Reinstatement, however, is still a tall order - it is regarded as an “extraordinary remedy” that is only awarded where, in the adjudicator’s opinion, the employment relationship is still viable. But it can be a huge win if you are successful. In addition to getting your job back, you will also usually receive “back pay” for the entire time you were off work.
For this reason, many employers are fearful at the prospect of reinstatement. This can provide powerful leverage for the employee to negotiate a severance package.
Under what kind of circumstances could an employee seek reinstatement?
1. If your employment is federally regulated
If you work in a federally-regulated industry, like telecommunications, banks, or railways, your employment is governed by the Canada Labour Code (“CLC”).
Under the CLC, non-managerial employees who are fired have a right to seek reinstatement under most circumstances.

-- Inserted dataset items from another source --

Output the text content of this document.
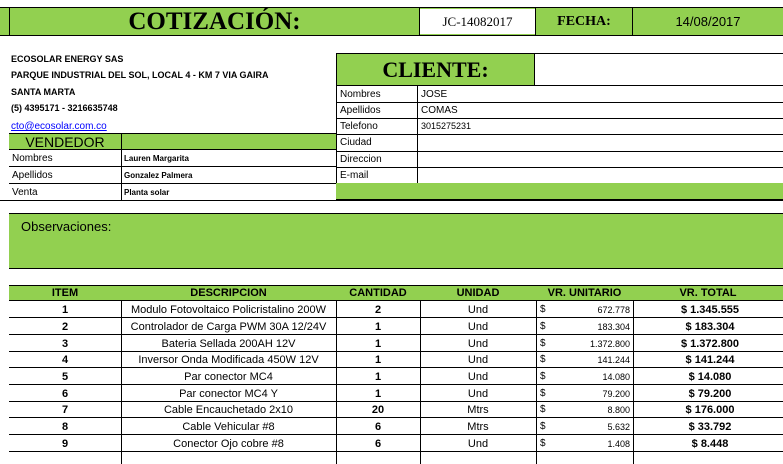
COTIZACIÓN:	JC-14082017	FECHA:	14/08/2017
ECOSOLAR ENERGY SAS
PARQUE INDUSTRIAL DEL SOL, LOCAL 4 - KM 7 VIA GAIRA
SANTA MARTA
(5) 4395171 - 3216635748
cto@ecosolar.com.co
VENDEDOR
Nombres	Lauren Margarita
Apellidos	Gonzalez Palmera
Venta	Planta solar
CLIENTE:
Nombres	JOSE
Apellidos	COMAS
Telefono	3015275231
Ciudad
Direccion
E-mail
Observaciones:
ITEM	DESCRIPCION	CANTIDAD	UNIDAD	VR. UNITARIO	VR. TOTAL
1	Modulo Fotovoltaico Policristalino 200W	2	Und	672.778	$ 1.345.555
$
2	Controlador de Carga PWM 30A 12/24V	1	Und	183.304	$ 183.304
$
3	Bateria Sellada 200AH 12V	1	Und	1.372.800	$ 1.372.800
$
4	Inversor Onda Modificada 450W 12V	1	Und	141.244	$ 141.244
$
5	Par conector MC4	1	Und	14.080	$ 14.080
$
6	Par conector MC4 Y	1	Und	79.200	$ 79.200
$
7	Cable Encauchetado 2x10	20	Mtrs	8.800	$ 176.000
$
8	Cable Vehicular #8	6	Mtrs	5.632	$ 33.792
$
9	Conector Ojo cobre #8	6	Und	1.408	$ 8.448
$
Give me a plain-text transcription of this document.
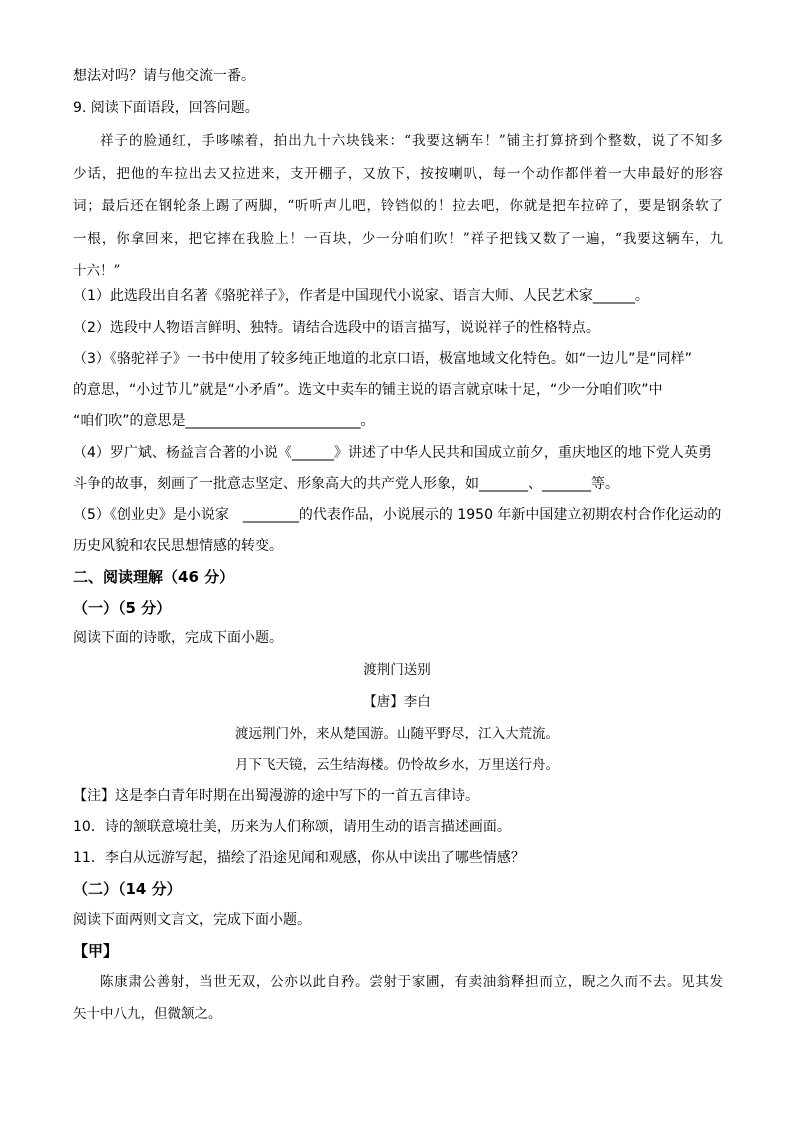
想法对吗？请与他交流一番。
9. 阅读下面语段，回答问题。
祥子的脸通红，手哆嗦着，拍出九十六块钱来：“我要这辆车！”铺主打算挤到个整数，说了不知多
少话，把他的车拉出去又拉进来，支开棚子，又放下，按按喇叭，每一个动作都伴着一大串最好的形容
词；最后还在钢轮条上踢了两脚，“听听声儿吧，铃铛似的！拉去吧，你就是把车拉碎了，要是钢条软了
一根，你拿回来，把它摔在我脸上！一百块，少一分咱们吹！”祥子把钱又数了一遍，“我要这辆车，九
十六！”
（1）此选段出自名著《骆驼祥子》，作者是中国现代小说家、语言大师、人民艺术家______。
（2）选段中人物语言鲜明、独特。请结合选段中的语言描写，说说祥子的性格特点。
（3）《骆驼祥子》一书中使用了较多纯正地道的北京口语，极富地域文化特色。如“一边儿”是“同样”
的意思，“小过节儿”就是“小矛盾”。选文中卖车的铺主说的语言就京味十足，“少一分咱们吹”中
“咱们吹”的意思是_________________________。
（4）罗广斌、杨益言合著的小说《______》讲述了中华人民共和国成立前夕，重庆地区的地下党人英勇
斗争的故事，刻画了一批意志坚定、形象高大的共产党人形象，如_______、_______等。
（5）《创业史》是小说家　________的代表作品，小说展示的 1950 年新中国建立初期农村合作化运动的
历史风貌和农民思想情感的转变。
二、阅读理解（46 分）
（一）（5 分）
阅读下面的诗歌，完成下面小题。
渡荆门送别
【唐】李白
渡远荆门外，来从楚国游。山随平野尽，江入大荒流。
月下飞天镜，云生结海楼。仍怜故乡水，万里送行舟。
【注】这是李白青年时期在出蜀漫游的途中写下的一首五言律诗。
10．诗的颔联意境壮美，历来为人们称颂，请用生动的语言描述画面。
11．李白从远游写起，描绘了沿途见闻和观感，你从中读出了哪些情感？
（二）（14 分）
阅读下面两则文言文，完成下面小题。
【甲】
陈康肃公善射，当世无双，公亦以此自矜。尝射于家圃，有卖油翁释担而立，睨之久而不去。见其发
矢十中八九，但微颔之。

If you qualify, you can bring a complaint before an adjudicator and seek to be reinstated with back pay. Alternatively, you may simply be awarded lost wages, similar to severance pay. Note: Generally, this does not apply to unionized employees who would grieve under an applicable collective agreement.
2. If you were terminated in violation of the Human Rights Code
If your employer’s decision to terminate you was even slightly motivated by prohibited discrimination under human rights legislation – such as age, race, religion, gender, sexual orientation, or disability – you can apply to the Human Rights Tribunal for reinstatement, lost wages, and general damages for injury to your dignity, feelings, and self-respect.

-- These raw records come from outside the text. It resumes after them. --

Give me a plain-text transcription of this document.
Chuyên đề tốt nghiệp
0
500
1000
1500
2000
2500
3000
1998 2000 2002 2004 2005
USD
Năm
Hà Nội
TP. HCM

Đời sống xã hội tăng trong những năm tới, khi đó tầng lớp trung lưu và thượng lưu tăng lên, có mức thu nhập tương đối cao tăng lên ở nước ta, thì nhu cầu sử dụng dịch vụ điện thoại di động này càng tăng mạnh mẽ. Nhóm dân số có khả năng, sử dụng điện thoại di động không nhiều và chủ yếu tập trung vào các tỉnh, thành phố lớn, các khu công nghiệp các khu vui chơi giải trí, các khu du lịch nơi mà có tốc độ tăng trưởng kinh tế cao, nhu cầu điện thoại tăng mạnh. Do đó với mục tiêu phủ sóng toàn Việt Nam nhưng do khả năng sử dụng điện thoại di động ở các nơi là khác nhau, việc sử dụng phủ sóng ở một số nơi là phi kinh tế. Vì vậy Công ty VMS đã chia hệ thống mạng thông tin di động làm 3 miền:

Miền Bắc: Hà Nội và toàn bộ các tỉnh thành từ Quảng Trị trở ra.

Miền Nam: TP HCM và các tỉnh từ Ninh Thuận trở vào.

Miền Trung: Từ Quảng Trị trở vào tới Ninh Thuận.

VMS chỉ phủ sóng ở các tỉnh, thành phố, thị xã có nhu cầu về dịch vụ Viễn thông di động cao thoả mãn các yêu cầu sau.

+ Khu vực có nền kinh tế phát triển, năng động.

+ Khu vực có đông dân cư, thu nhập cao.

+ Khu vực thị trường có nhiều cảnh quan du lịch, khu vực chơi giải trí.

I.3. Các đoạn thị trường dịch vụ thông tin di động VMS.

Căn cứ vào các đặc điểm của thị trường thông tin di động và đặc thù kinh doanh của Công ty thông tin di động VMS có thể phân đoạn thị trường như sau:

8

3. If you were fired in retaliation for a workplace complaint
In Ontario, both the Occupational Health and Safety Act and the Employment Standards Act contain anti-reprisal provisions, which prohibit employers from terminating employees for having exercised any of their rights under either Act. So, for instance, if your employer fires you for insisting on your right to overtime pay, you could apply to the Labour Relations Board for reinstatement, back pay, and general damages.